Step 9: Configure Backend Repository
Clone backend and setup inflight batcher:
git clone https://github.com/triton-inference-server/tensorrtllm_backend.git $CWD/tensorrtllm_backend
cd $CWD/tensorrtllm_backend
git checkout v0.10.0
cp -r all_models/inflight_batcher_llm/* $MODEL_REPO
Update configs:
export MOUNT_PATH=/mnt/models
export ENGINE_PATH=$MOUNT_PATH/tensorrt_llm/1/engine
export TOKENIZER_PATH=$MOUNT_PATH/tensorrt_llm/1/tokenizer_dir
python tools/fill_template.py -i ${MODEL_REPO}/tensorrt_llm/config.pbtxt \
triton_backend:tensorrtllm,engine_dir:${ENGINE_PATH},tokenizer_dir:${TOKENIZER_PATH},max_batch_size:64
Step 10: Upload Model Repository
mc cp -r ${MODEL_REPO}/* my-llama3-model-repo/
Step 11: Create Inference Endpoint
- Create Model Endpoint
- Choose TensorRT-LLM Framework
- Select your model repository
- Choose runtime version v0.10.0
- Pick GPU plan and launch
The endpoint will enter Running once engine initialization completes.

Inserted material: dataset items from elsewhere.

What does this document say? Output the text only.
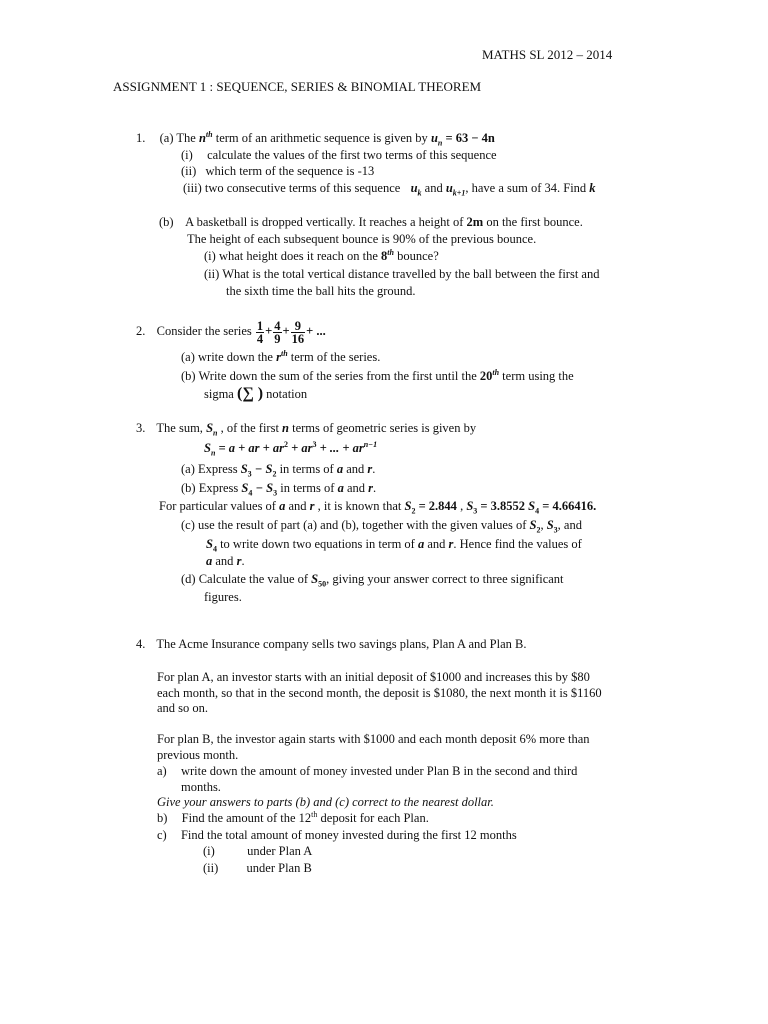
MATHS SL 2012 – 2014
ASSIGNMENT 1 : SEQUENCE, SERIES & BINOMIAL THEOREM
1. (a) The $n^{th}$ term of an arithmetic sequence is given by $u_n = 63 - 4n$
(i) calculate the values of the first two terms of this sequence
(ii) which term of the sequence is -13
(iii) two consecutive terms of this sequence $u_k$ and $u_{k+1}$, have a sum of 34. Find k
(b) A basketball is dropped vertically. It reaches a height of 2m on the first bounce.
The height of each subsequent bounce is 90% of the previous bounce.
(i) what height does it reach on the 8th bounce?
(ii) What is the total vertical distance travelled by the ball between the first and
the sixth time the ball hits the ground.
2. Consider the series $\frac{1}{4} + \frac{4}{9} + \frac{9}{16}$ + ...
(a) write down the $r^{th}$ term of the series.
(b) Write down the sum of the series from the first until the 20th term using the
sigma (∑ ) notation
3. The sum, $S_n$ , of the first n terms of geometric series is given by
$S_n = a$ + ar + $ar^2 + ar^3$ + ... + $ar^{n-1}$
(a) Express $S_3 - S_2$ in terms of a and r.
(b) Express $S_4 - S_3$ in terms of a and r.
For particular values of a and r , it is known that $S_2 = 2.844$ , $S_3 = 3.8552$ $S_4 = 4.66416$.
(c) use the result of part (a) and (b), together with the given values of $S_2$, $S_3$, and
$S_4$ to write down two equations in term of a and r. Hence find the values of
a and r.
(d) Calculate the value of $S_{50}$, giving your answer correct to three significant
figures.
4. The Acme Insurance company sells two savings plans, Plan A and Plan B.
For plan A, an investor starts with an initial deposit of $1000 and increases this by $80
each month, so that in the second month, the deposit is $1080, the next month it is $1160
and so on.
For plan B, the investor again starts with $1000 and each month deposit 6% more than
previous month.
a) write down the amount of money invested under Plan B in the second and third
months.
Give your answers to parts (b) and (c) correct to the nearest dollar.
b) Find the amount of the 12th deposit for each Plan.
c) Find the total amount of money invested during the first 12 months
(i)	under Plan A
(ii) under Plan B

Step 12: Test the Endpoint
Health Check
curl -H "Authorization: Bearer <auth-token>" \
<endpoint-url>/v2/health/ready
Inference
curl -X POST <endpoint-url>/v2/models/ensemble/generate \
-H "Authorization: Bearer <auth-token>" \
-H "Content-Type: application/json" \
-d '{
"text_input": "Explain AI alignment.",
"max_tokens": 500,
"temperature": 0.7
}'
Example Response
{
"model_name": "ensemble",
"sequence_id": 0,
"text_output": "AI alignment refers to designing systems whose goals match human values and intentions."
}
Notes & Tips
- ✅ Use GPU A100 or H100 for best performance
- ✅ Upload model repository to object storage for fast startup
- ✅ Check logs for
engine loaded successfullymessage - ✅ Use smaller
max_tokensfor quick tests
Llama 3 inference using TensorRT-LLM is now live and ready for production deployment!